As I said before, when reading this book, I wasn't sure where I got it. Through most of the book, I was pretty convinced it must have been a secular publisher--Camille never actually DID it but her boyfriend sure wanted to--and other characters did (though we didn't get a blow-by-blow). Faith plays no part in Camille's life through most of the book, but at the end, she does find faith, along with her memories. I looked up the publisher and as I figured when I saw the name of the publicist, it is a Christian imprint. I really think this is a book that even a non-Christian could read and enjoy.
I loved watching Camille grow through this book, and the struggle she had between being a professional and a woman mirror the stories women attorneys tell me. I had to smile when Camille had a Tab at a restaurant--that stuff was nasty, but before Diet Coke that was THE diet drink places would have.
About the Author: Harry Kraus has brought surgical skill to medical missions on four continents. Most recently, he returned to Somalia for a short stay. His family (wife, Kris, and three sons) is contemplating a return to Kenya for three years. He could stay in Virginia, building his surgical practice, storing wealth and acquiring house after house, car after car - but that isn't where Harry's heart lies.

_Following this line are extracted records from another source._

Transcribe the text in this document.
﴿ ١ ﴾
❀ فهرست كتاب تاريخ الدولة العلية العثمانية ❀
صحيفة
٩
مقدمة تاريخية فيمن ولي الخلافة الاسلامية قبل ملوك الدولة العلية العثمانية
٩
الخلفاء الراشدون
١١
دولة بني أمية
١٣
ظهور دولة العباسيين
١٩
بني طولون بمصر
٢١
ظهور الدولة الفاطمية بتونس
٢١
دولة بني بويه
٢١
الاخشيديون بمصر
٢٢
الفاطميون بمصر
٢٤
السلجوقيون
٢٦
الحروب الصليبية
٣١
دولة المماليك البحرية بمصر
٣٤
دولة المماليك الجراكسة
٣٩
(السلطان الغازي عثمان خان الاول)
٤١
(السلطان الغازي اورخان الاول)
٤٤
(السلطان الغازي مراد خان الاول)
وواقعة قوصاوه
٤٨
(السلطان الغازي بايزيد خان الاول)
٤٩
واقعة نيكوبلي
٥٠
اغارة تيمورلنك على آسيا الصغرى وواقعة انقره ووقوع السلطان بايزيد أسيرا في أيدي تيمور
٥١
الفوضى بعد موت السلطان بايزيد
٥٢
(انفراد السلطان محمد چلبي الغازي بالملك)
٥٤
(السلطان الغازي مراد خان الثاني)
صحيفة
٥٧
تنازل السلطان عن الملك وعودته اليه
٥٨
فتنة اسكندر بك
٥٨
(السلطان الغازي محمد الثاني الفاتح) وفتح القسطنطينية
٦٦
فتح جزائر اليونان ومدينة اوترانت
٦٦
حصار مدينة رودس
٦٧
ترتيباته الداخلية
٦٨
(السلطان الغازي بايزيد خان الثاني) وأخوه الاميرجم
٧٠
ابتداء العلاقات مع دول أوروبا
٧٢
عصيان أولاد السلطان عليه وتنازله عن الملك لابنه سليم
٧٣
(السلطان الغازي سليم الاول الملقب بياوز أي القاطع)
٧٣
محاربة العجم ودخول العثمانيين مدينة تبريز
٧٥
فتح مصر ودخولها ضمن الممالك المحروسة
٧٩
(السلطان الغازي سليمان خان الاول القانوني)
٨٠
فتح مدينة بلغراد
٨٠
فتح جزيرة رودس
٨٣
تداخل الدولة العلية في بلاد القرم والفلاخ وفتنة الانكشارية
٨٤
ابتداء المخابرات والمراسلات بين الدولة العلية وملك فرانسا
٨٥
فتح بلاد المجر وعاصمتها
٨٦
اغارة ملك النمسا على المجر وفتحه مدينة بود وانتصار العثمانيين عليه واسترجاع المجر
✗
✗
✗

Harry Kraus watched the Twin Towers fall on 9/11. He was at Ground Zero providing medical services to those who managed to escape the falling buildings. He saw firsthand the result of human relationships that lack love for fellow man. He determined to spend his life pouring love into human hearts. In Africa, he is often asked by Muslim patients why he would come halfway around the world to take care of them for no pay. Harry smiles. He tells them about the unconditional love He received from a Savior.